Spécialiste des allers-retours entre la Présidence du syndicat viticole Bordeaux et Bordeaux Supérieur et le CIVB qu’il présida de 2013 à 2016, Bernard Farges est un homme de réseaux (très bordelais), un vigneron, parait-il, mais surtout un spécialiste des postes à « responsabilités » alors qu’il semble bien loin des réalités du terrain qui frappent aujourd’hui la filière vin : baisse du prix du vrac, baisse des marchés export, affaires tonitruantes dont la condamnation de son alter ego Hervé Grandeau, une fronde de plus en plus prégnante de l’ensemble de la filière contre les cépages résistants, bref, de nombreux dossiers accumulés au fil du temps et au fil des jeux de chaises musicales dont nous habituent désormais les « têtes pensantes » d’une filière en pleine évolution.

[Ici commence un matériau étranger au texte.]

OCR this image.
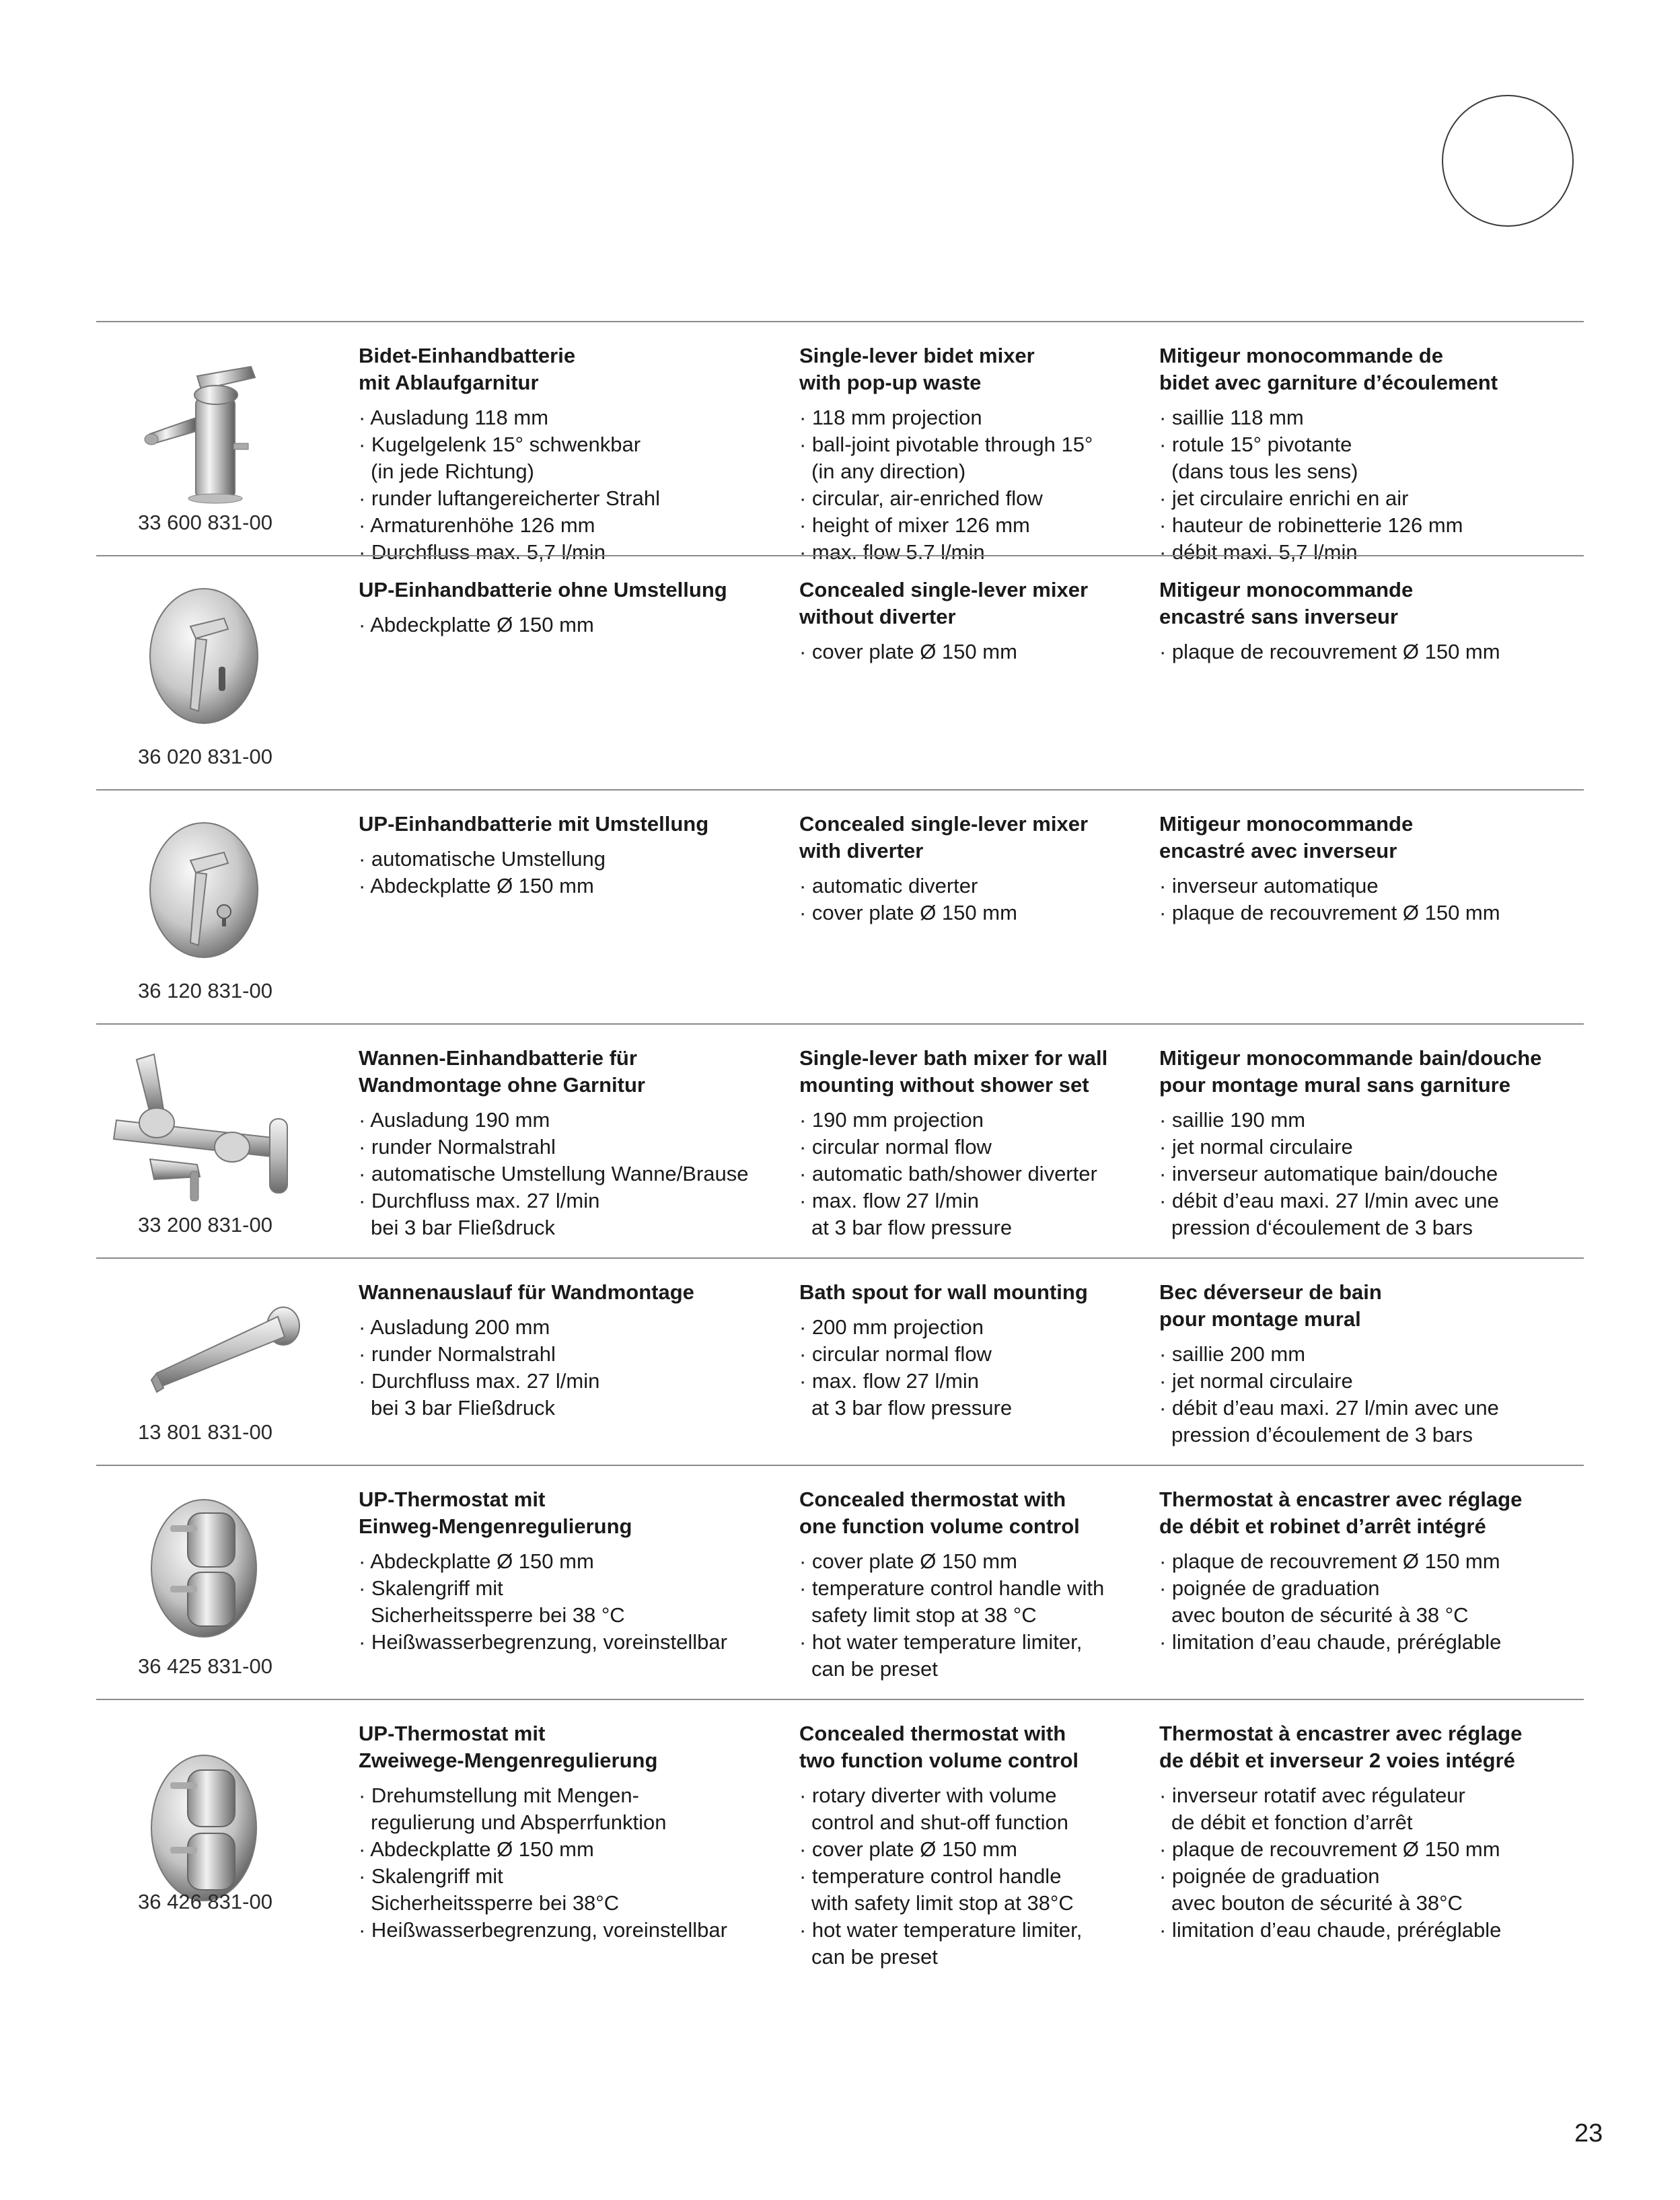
33 600 831-00
Bidet-Einhandbatterie
mit Ablaufgarnitur
· Ausladung 118 mm
· Kugelgelenk 15° schwenkbar
(in jede Richtung)
· runder luftangereicherter Strahl
· Armaturenhöhe 126 mm
· Durchfluss max. 5,7 l/min
Single-lever bidet mixer
with pop-up waste
· 118 mm projection
· ball-joint pivotable through 15°
(in any direction)
· circular, air-enriched flow
· height of mixer 126 mm
· max. flow 5.7 l/min
Mitigeur monocommande de
bidet avec garniture d’écoulement
· saillie 118 mm
· rotule 15° pivotante
(dans tous les sens)
· jet circulaire enrichi en air
· hauteur de robinetterie 126 mm
· débit maxi. 5,7 l/min
36 020 831-00
UP-Einhandbatterie ohne Umstellung
· Abdeckplatte Ø 150 mm
Concealed single-lever mixer
without diverter
· cover plate Ø 150 mm
Mitigeur monocommande
encastré sans inverseur
· plaque de recouvrement Ø 150 mm
36 120 831-00
UP-Einhandbatterie mit Umstellung
· automatische Umstellung
· Abdeckplatte Ø 150 mm
Concealed single-lever mixer
with diverter
· automatic diverter
· cover plate Ø 150 mm
Mitigeur monocommande
encastré avec inverseur
· inverseur automatique
· plaque de recouvrement Ø 150 mm
33 200 831-00
Wannen-Einhandbatterie für
Wandmontage ohne Garnitur
· Ausladung 190 mm
· runder Normalstrahl
· automatische Umstellung Wanne/Brause
· Durchfluss max. 27 l/min
bei 3 bar Fließdruck
Single-lever bath mixer for wall
mounting without shower set
· 190 mm projection
· circular normal flow
· automatic bath/shower diverter
· max. flow 27 l/min
at 3 bar flow pressure
Mitigeur monocommande bain/douche
pour montage mural sans garniture
· saillie 190 mm
· jet normal circulaire
· inverseur automatique bain/douche
· débit d’eau maxi. 27 l/min avec une
pression d‘écoulement de 3 bars
13 801 831-00
Wannenauslauf für Wandmontage
· Ausladung 200 mm
· runder Normalstrahl
· Durchfluss max. 27 l/min
bei 3 bar Fließdruck
Bath spout for wall mounting
· 200 mm projection
· circular normal flow
· max. flow 27 l/min
at 3 bar flow pressure
Bec déverseur de bain
pour montage mural
· saillie 200 mm
· jet normal circulaire
· débit d’eau maxi. 27 l/min avec une
pression d’écoulement de 3 bars
36 425 831-00
UP-Thermostat mit
Einweg-Mengenregulierung
· Abdeckplatte Ø 150 mm
· Skalengriff mit
Sicherheitssperre bei 38 °C
· Heißwasserbegrenzung, voreinstellbar
Concealed thermostat with
one function volume control
· cover plate Ø 150 mm
· temperature control handle with
safety limit stop at 38 °C
· hot water temperature limiter,
can be preset
Thermostat à encastrer avec réglage
de débit et robinet d’arrêt intégré
· plaque de recouvrement Ø 150 mm
· poignée de graduation
avec bouton de sécurité à 38 °C
· limitation d’eau chaude, préréglable
36 426 831-00
UP-Thermostat mit
Zweiwege-Mengenregulierung
· Drehumstellung mit Mengen-
regulierung und Absperrfunktion
· Abdeckplatte Ø 150 mm
· Skalengriff mit
Sicherheitssperre bei 38°C
· Heißwasserbegrenzung, voreinstellbar
Concealed thermostat with
two function volume control
· rotary diverter with volume
control and shut-off function
· cover plate Ø 150 mm
· temperature control handle
with safety limit stop at 38°C
· hot water temperature limiter,
can be preset
Thermostat à encastrer avec réglage
de débit et inverseur 2 voies intégré
· inverseur rotatif avec régulateur
de débit et fonction d’arrêt
· plaque de recouvrement Ø 150 mm
· poignée de graduation
avec bouton de sécurité à 38°C
· limitation d’eau chaude, préréglable
23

Pour inventer l’avenir, pas sûr que le passé soit la voie de la raison. Je ne peux m’empêcher de penser aux doux mots de François Mitterrand lors du débat de l’entre-deux-tours des élections présidentielles. Il réplique à Valéry Giscard d’Estaing, lorsque ce dernier essaye de valoriser son bilan : « vous avez tendance à reprendre le refrain d’il y a sept ans, « l’homme du passé ». C’est quand même ennuyeux que vous soyez devenu dans l’intervalle, vous, l’homme du passif. » A lui de nous prouver désormais le contraire à l’heure où Bordeaux n’a jamais était aussi dynamique dans son renouveau et dans sa remise en question. Pas tout Bordeaux, certes, mais une grande partie de cette région plurielle qui à tant besoin d’extérioriser son dynamisme.